El corte titular abre el álbum, al parecer inspirado en un tema homónimo de la cantante Mahalia Jackson, nos introduce con una cadencia lenta y desnuda, envolviéndonos hasta introducirnos en esa desoladora tormenta de la que habla su letra, en la que encontramos líneas de sorprendente vigencia como «si ellos creen que tienes la luz de la verdad, van a sacártela a golpes con trabajo y deuda, es todo lo que habrá». Pero, al margen de esos atisbos de orgullo proletario, el tema central de este álbum es nada menos que la depresión. Ojo, no es que el álbum sea depresivo. Es triste, mucho, pero no depresivo. Más bien, se trata de una mirada a los ojos de, como reza una frase de Molina en el disco, «pensar en lo que oscurece mi vida». Ese, dicen, es el primer paso para poder superar esos momentos de aflicción anímica.
Esas miradas se producen en formas y situaciones poco comunes. Por ejemplo, en ‘Steve Albini’s Blues’, Molina se fotografía a sí mismo en un atasco sobre un puente de Chicago bajo la lluvia, de camino al estudio del afamado productor (con el que grabaría después el mencionado ‘Magnolia Electric Co’). En ‘Cross The Road, Molina’ logra hacer tangible la ansiedad y el desasosiego, en un alucinado texto en el que imagina que la luna azul de Chicago es una cuchilla que «oscila sobre el Medio Oeste, sobre nosotros». «Veamos cuán cerca puedes llegar». Chicago, una ciudad que debió de marcar de alguna manera al cantante y que en este álbum es protagonista. De hecho, ‘Blue Chicago Moon’ cierra el álbum enfrentándose «cara a cara con la oscuridad y la desolación, la infinita, infinita, infinita, infinita, infinita, infinita depresión», así, repetido para transmitir todo ese ahogo.
Aunque, sin duda, el número que se lleva la palma en ese aspecto es la mencionada ‘Blue Factory Flame’, ocho minutos de letanía en los que Molina habla del momento de su muerte y pide que no escriban su nombre sobre una piedra, sino que se sienten a su lado en la costa, pongan dos cañas de pescar y observen los barcos llegar a puerto, donde ya estará «paralizado por el vacío».

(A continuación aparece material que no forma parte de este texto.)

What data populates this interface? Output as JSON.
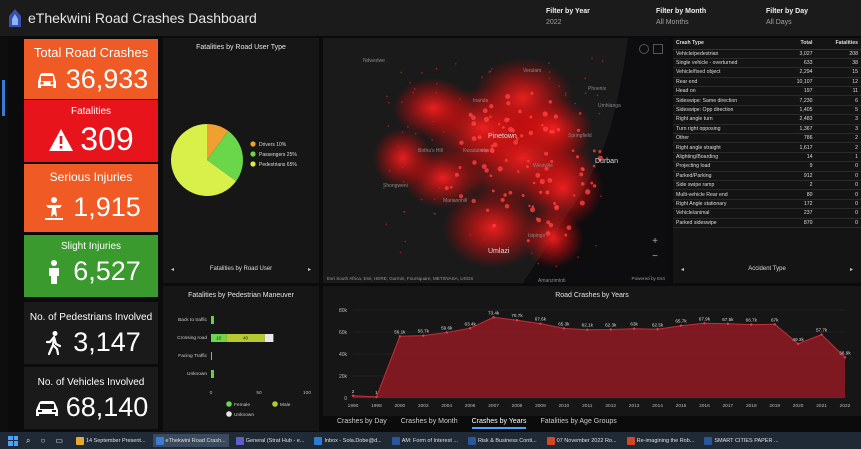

Pero como decíamos antes, ‘Didn’t It Rain’ resulta, en contraposición a esos textos terribles, un disco extrañamente cálido y reconfortante, sin duda el mejor punto de partida, en mi opinión, para adentrarse en la vasta discografía de Jason Molina que, desde hace un par de días, Secretly Canadian (su sello de siempre) ha puesto íntegramente a disposición de todo el mundo en streaming. Un bonito homenaje que servirá para que mucha más gente se acerque a un catálogo tan rico como el de Jason Molina y resarza la sombra de su tristemente predecible desaparición.